Improving data literacy to support ethical and responsible decision-making
This video is a part of the FCAI success stories series. In the video series, we explain why fundamental research in AI is needed, and how research results create solutions to the needs of people, society and companies.
Big data analytics, machine learning and AI have created unprecedented possibilities for using data in a way that benefits us all – but there are also many possibilities for doing harm.
“Technology is advancing from laboratories to society, but is our society ready for this? Can citizens and decision-makers understand data and AI, and utilize data analysis tools responsibly, ethically, and for the benefit of us all?”, asks Karoliina Snell, interaction coordinator of DataLit.

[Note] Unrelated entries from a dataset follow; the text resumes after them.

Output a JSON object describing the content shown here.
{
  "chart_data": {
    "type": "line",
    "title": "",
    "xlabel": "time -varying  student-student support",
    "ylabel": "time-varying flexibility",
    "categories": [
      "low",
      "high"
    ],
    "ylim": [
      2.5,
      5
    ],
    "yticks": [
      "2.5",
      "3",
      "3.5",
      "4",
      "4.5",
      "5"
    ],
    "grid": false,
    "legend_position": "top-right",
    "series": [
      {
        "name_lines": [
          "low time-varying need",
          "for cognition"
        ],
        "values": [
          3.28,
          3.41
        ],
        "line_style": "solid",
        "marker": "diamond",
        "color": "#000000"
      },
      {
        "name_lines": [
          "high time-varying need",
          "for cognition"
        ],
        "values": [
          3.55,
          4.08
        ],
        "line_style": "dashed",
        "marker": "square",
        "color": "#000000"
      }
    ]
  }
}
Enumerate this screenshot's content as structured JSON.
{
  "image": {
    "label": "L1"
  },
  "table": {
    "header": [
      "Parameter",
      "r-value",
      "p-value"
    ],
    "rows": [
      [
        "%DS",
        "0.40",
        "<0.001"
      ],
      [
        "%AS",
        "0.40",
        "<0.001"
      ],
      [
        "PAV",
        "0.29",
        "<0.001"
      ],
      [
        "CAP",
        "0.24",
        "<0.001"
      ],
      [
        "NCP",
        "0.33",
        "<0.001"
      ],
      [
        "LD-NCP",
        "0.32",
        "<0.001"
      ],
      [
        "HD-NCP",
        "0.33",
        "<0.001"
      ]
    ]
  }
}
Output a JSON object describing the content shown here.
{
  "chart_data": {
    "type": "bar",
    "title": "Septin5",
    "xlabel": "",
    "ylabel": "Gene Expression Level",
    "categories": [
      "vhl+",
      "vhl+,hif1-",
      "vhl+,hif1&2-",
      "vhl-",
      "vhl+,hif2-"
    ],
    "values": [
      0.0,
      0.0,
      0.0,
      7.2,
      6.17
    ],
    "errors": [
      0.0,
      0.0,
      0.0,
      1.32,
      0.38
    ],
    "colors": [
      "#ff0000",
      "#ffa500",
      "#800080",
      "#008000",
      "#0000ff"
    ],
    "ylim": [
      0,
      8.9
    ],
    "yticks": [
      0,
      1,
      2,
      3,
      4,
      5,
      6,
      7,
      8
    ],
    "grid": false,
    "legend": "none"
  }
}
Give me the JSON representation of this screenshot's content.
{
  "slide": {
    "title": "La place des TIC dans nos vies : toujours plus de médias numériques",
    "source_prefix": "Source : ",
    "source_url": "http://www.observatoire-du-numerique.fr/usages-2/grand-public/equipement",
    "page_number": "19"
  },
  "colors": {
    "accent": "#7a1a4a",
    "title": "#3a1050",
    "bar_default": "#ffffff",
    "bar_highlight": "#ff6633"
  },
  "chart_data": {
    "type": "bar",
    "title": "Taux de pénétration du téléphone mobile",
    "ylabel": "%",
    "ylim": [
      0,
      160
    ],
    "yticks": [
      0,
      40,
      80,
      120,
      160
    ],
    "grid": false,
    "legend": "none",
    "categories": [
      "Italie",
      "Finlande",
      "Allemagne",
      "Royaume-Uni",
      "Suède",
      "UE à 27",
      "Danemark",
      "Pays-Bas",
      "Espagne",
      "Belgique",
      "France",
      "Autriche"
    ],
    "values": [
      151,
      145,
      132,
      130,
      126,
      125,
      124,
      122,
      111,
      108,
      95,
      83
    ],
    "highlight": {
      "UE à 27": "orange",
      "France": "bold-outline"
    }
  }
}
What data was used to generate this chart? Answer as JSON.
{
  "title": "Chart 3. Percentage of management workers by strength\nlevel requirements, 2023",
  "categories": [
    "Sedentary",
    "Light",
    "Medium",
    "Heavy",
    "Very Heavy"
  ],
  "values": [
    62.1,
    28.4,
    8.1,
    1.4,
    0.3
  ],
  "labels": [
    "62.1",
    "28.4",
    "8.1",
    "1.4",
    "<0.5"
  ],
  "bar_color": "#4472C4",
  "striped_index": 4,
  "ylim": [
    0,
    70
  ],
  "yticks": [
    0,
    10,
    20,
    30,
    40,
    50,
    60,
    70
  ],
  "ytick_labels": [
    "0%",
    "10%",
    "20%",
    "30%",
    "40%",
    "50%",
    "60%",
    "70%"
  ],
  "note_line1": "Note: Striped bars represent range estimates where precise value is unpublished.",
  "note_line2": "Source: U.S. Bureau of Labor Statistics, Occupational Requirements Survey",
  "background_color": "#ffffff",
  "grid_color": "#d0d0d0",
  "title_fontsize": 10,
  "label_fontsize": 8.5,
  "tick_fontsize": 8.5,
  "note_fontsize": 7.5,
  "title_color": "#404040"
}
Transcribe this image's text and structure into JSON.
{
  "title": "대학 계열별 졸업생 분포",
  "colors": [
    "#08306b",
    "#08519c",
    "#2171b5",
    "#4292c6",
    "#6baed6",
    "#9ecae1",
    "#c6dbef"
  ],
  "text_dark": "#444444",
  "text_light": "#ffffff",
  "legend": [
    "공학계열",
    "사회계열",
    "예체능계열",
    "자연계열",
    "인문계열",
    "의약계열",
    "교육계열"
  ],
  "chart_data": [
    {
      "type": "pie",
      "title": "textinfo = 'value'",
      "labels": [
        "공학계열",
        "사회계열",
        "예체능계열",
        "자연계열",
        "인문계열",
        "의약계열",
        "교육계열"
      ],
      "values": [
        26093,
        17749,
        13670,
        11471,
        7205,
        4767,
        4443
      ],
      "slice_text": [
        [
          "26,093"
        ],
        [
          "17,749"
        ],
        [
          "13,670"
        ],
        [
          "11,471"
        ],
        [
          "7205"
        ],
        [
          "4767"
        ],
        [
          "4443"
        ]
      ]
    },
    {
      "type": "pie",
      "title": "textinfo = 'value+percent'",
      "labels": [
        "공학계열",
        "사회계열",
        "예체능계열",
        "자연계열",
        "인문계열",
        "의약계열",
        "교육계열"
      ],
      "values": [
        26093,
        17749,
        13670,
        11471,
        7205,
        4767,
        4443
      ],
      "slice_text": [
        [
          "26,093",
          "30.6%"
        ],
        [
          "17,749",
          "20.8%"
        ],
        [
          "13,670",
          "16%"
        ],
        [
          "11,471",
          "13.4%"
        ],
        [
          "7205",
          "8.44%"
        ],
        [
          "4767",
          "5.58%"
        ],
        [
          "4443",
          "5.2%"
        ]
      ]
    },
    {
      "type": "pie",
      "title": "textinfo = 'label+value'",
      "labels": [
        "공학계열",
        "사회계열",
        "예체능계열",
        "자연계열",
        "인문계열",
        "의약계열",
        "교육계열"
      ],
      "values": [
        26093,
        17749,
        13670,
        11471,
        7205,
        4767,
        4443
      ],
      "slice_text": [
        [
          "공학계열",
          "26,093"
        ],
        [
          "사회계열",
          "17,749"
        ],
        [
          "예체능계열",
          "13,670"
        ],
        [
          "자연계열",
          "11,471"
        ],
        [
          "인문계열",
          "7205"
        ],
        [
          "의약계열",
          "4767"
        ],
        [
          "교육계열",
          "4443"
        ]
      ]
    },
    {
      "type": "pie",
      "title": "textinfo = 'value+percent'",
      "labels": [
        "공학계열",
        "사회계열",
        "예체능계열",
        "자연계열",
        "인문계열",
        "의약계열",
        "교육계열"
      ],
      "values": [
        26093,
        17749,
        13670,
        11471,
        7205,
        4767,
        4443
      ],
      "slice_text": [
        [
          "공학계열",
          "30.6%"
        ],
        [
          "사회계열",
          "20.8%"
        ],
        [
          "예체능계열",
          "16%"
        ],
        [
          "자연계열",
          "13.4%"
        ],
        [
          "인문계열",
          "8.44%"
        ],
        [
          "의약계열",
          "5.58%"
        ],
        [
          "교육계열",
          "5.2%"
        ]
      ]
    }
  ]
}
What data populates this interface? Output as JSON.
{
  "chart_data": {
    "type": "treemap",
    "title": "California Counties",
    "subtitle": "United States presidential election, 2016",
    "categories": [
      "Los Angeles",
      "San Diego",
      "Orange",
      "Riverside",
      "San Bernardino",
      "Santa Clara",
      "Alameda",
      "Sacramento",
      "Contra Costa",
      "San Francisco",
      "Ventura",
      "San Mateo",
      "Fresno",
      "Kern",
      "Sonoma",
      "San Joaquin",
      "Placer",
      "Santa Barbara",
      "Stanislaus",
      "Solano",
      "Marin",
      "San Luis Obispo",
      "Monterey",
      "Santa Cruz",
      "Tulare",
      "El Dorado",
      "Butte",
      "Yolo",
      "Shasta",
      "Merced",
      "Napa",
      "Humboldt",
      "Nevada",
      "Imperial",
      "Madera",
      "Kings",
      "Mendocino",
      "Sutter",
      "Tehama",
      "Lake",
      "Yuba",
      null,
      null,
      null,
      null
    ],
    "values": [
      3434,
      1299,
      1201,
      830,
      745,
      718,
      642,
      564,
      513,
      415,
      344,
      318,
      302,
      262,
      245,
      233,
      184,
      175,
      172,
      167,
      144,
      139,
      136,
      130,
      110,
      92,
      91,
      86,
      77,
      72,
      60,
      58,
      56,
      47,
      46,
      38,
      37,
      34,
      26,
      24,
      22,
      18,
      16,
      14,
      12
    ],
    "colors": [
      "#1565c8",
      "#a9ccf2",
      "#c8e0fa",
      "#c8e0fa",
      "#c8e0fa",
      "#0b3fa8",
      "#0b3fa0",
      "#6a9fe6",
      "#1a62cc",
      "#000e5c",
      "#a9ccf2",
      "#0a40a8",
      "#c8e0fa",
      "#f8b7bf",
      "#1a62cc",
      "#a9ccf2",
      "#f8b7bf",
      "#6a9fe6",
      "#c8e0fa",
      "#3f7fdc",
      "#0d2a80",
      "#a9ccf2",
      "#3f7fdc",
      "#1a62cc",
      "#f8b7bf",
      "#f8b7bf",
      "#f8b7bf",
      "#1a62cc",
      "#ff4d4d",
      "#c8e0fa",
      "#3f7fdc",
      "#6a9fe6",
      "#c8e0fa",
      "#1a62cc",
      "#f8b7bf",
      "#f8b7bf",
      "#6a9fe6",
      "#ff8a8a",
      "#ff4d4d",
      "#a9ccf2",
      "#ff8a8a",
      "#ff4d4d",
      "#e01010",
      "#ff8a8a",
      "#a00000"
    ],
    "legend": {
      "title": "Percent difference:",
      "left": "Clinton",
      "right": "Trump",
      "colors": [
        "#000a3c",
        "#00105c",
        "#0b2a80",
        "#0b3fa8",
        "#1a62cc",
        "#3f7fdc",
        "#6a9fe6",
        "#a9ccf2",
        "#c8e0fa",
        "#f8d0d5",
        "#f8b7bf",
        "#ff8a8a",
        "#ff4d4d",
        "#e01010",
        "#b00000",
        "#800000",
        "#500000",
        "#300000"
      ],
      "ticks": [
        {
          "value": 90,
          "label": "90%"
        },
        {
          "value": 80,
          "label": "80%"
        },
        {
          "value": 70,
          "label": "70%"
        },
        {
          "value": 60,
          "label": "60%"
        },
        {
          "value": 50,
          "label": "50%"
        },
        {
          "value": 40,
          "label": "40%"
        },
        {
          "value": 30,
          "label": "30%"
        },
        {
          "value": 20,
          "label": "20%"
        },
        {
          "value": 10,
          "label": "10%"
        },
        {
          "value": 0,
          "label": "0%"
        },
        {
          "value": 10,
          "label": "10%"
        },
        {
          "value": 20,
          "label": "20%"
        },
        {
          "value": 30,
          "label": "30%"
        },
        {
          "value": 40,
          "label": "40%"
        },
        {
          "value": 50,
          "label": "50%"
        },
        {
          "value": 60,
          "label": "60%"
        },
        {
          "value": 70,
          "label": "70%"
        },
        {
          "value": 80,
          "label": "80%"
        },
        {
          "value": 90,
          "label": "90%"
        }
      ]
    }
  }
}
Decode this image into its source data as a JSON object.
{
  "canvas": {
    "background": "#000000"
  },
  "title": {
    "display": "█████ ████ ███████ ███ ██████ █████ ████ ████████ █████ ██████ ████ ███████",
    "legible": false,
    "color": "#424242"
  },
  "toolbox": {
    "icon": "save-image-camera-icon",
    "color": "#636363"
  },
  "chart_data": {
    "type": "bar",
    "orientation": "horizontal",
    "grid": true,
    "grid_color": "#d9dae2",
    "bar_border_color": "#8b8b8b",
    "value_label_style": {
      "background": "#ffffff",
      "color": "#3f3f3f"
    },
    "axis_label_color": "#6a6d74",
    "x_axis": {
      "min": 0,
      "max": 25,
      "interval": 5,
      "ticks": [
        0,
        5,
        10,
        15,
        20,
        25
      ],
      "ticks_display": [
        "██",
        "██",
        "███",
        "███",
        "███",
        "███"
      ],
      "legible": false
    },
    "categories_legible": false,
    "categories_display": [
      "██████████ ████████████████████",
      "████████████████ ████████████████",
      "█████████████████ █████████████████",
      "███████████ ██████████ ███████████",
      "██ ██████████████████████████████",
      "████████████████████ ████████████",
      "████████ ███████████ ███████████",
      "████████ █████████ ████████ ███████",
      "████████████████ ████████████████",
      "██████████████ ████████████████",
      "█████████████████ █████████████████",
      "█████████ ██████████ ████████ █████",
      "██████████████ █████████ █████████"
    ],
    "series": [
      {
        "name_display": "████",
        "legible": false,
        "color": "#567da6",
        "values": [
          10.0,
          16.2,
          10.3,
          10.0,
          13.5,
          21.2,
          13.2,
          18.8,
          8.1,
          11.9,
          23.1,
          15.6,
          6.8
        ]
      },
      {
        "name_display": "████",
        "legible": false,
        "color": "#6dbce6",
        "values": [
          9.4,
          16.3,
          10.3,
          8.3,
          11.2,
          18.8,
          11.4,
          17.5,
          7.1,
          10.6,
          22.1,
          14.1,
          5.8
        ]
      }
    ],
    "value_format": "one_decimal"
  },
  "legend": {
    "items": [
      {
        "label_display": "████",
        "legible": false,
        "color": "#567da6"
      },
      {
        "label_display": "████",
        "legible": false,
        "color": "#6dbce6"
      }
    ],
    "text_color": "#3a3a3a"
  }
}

DataLit is an interdisciplinary collaboration between social sciences, law, and AI methods, that aims at understandable and trustworthy practices for utilising Finnish health, social, and welfare data. It brings together people from many different fields.
“We need discussion between many experts and fields of science, like computer science, sociology, law, and cognitive science. We need tools and understanding on many levels”, says Snell.
DataLit wants to raise awareness about the need for data literacy. It approaches this by busting myths and common misunderstandings about data.
Ethical problems with data
The data sets around us do not always represent the whole population they claim to represent; for instance, a data set might not include data from minorities or all socio-economic groups. A well-known example comes from facial recognition software, the training data for which has often been composed mainly of white men. Consequently, there have been problems with recognizing people of colour. Data bias can produce inequality, and in worst cases, racism and discrimination.
“Another ethical problem is not related to how machines learn and interpret data, but to how we humans understand it. If we don’t know how models, algorithms and databases are constructed, or cannot interpret numbers or visualisations, we cannot make responsible and informed decisions”, says Snell.
The project also analyses key ethical concepts such as privacy. To find out whether there is a constant trade-off between privacy and the effective use of data, it is necessary to both understand how tools like machine learning and differential privacy work, and to grasp the details of legal regulation as well as citizens’ beliefs about legitimate uses of data.
“Securing privacy is highly important, but even if we can guarantee privacy, people might not want to share their information to all uses”, says Snell.
Aiming at good data governance
The DataLit project develops understandable and trustworthy practices for processing, analysing, and utilising Finnish health, social, and welfare data. For example, the project develops concrete methods for creating anonymised synthetic data in order to make the use of personal data in various tasks easier.
"Good data governance requires both an understanding of what data is and a grasp of the complex socio-legal-technical issues related to it”, says Petri Ylikoski, the leader of the DataLit consortium and professor at the University of Helsinki.
According to Ylikoski, the organizations that have our data must be transparent and responsible in how they take care of it. Nevertheless, also citizens and decision-makers have to understand what they are dealing with. In other words, both need data literacy.
"Ultimately, improved data literacy means better decision-making, more realistic expectations about the possibilities of data analytics, and sharper critical discourse on the future dangers of these technologies.”, Ylikoski summarizes the purpose of the project.
DataLit was granted a major Academy of Finland funding. The first phase of the DataLit project will take three years and its total budget is € 3.9 million. In addition to the University of Helsinki and Aalto University, the University of Eastern Finland and several other cooperative partners are involved in the project.